We can add more stuff to this API as needed, so long as it’s something we can reasonably extract from CGroups or similar. Note that fetching this stuff is unfortunately very expensive, so fetching the information every 5 minutes or so is fine, but fetching it every second or so (like top would do) would cause so much load on your system that your results would be seriously affected.
I understand the issue about getting data every second. However, is it possible to create a mechanism (like RRD tool) to collect container stats (ie: every 3 or 5mins) that can be viewed offline?
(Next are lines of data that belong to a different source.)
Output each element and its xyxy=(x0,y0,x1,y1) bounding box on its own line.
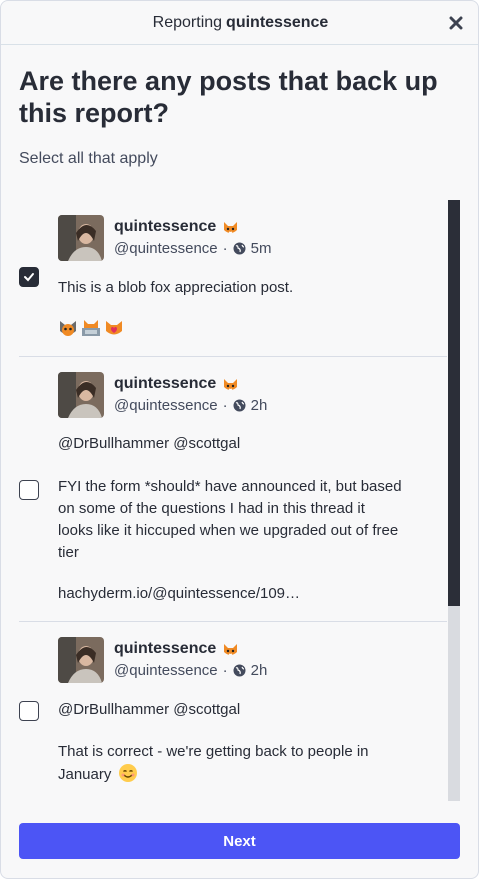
post-meta: @quintessence · 5m xyxy=(114,240,271,257)
blobfox-emoji-icon xyxy=(60,321,76,336)
blobfox-heart-emoji-icon xyxy=(106,321,122,335)
post-text: This is a blob fox appreciation post. xyxy=(58,279,294,296)
list-item: quintessence @quintessence · 2h @DrBullh… xyxy=(19,622,447,801)
page-title: Are there any posts that back up this re… xyxy=(19,66,438,128)
modal-header: Reporting quintessence xyxy=(1,1,478,45)
blobfox-icon xyxy=(224,378,238,390)
meta-separator: · xyxy=(222,397,228,414)
post-mentions[interactable]: @DrBullhammer @scottgal xyxy=(58,699,403,721)
avatar[interactable] xyxy=(58,372,104,418)
display-name: quintessence xyxy=(114,640,217,657)
post-link[interactable]: hachyderm.io/@quintessence/109… xyxy=(58,583,403,605)
globe-icon xyxy=(233,242,246,255)
header-username: quintessence xyxy=(226,13,329,31)
close-icon xyxy=(449,16,463,30)
emoji-row xyxy=(58,318,124,338)
handle: @quintessence xyxy=(114,662,218,679)
post-author[interactable]: quintessence xyxy=(114,640,239,658)
post-text-wrap: That is correct - we're getting back to … xyxy=(58,741,403,786)
smiling-face-emoji xyxy=(118,764,137,782)
globe-icon xyxy=(233,399,246,412)
blobfox-icon xyxy=(224,221,238,233)
display-name: quintessence xyxy=(114,375,217,392)
list-item: quintessence @quintessence · 5m This is … xyxy=(19,200,447,357)
globe-icon xyxy=(233,664,246,677)
post-checkbox[interactable] xyxy=(19,267,39,287)
page-subtitle: Select all that apply xyxy=(19,150,158,167)
post-checkbox[interactable] xyxy=(19,480,39,500)
check-icon xyxy=(24,273,34,282)
post-text: That is correct - we're getting back to … xyxy=(58,743,369,783)
post-mentions[interactable]: @DrBullhammer @scottgal xyxy=(58,433,403,455)
list-item: quintessence @quintessence · 2h @DrBullh… xyxy=(19,357,447,622)
post-meta: @quintessence · 2h xyxy=(114,662,267,679)
blobfox-icon xyxy=(224,643,238,655)
avatar[interactable] xyxy=(58,637,104,683)
post-author[interactable]: quintessence xyxy=(114,218,239,236)
timestamp[interactable]: 2h xyxy=(251,662,268,679)
post-list[interactable]: quintessence @quintessence · 5m This is … xyxy=(19,200,460,801)
meta-separator: · xyxy=(222,662,228,679)
post-text: FYI the form *should* have announced it,… xyxy=(58,478,402,561)
avatar[interactable] xyxy=(58,215,104,261)
close-button[interactable] xyxy=(446,13,466,33)
post-checkbox[interactable] xyxy=(19,701,39,721)
header-prefix: Reporting xyxy=(152,13,223,31)
post-author[interactable]: quintessence xyxy=(114,375,239,393)
next-button[interactable]: Next xyxy=(19,823,460,859)
scrollbar-thumb[interactable] xyxy=(448,200,460,606)
handle: @quintessence xyxy=(114,240,218,257)
post-meta: @quintessence · 2h xyxy=(114,397,267,414)
report-modal: Reporting quintessence Are there any pos… xyxy=(0,0,479,879)
timestamp[interactable]: 2h xyxy=(251,397,268,414)
timestamp[interactable]: 5m xyxy=(251,240,272,257)
meta-separator: · xyxy=(222,240,228,257)
blobfox-laptop-emoji-icon xyxy=(82,320,100,336)
display-name: quintessence xyxy=(114,218,217,235)
handle: @quintessence xyxy=(114,397,218,414)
Sure, you can use the “lxc info” output or the raw data from our API, poll that every x minutes and feed that to munin/prometheus/whatever other system you may want to use for graphing.
My containers are using a non-default storage pool in ZFS; is that why this is blank? Also, what does CPU usage represent: total processing time in seconds? Is there a way to get load, such as what top might show?
Ok, so looking at the code, the way disk usage works on btrfs is that it requires a quota group and as those can be expensive, LXD only sets them up when you set a size on your root device.
So it looks like that if you were to set a size on your root device, then the usage reporting should work.
This is btrfs-specific, zfs doesn’t have that problem and all other backend types just plain lack usage reporting.
Right as usual! I thought I was running my containers on the ZFS storage pool, but it was int the btrfs one. Moving to the ZFS pool shows the disk usage. Thanks again!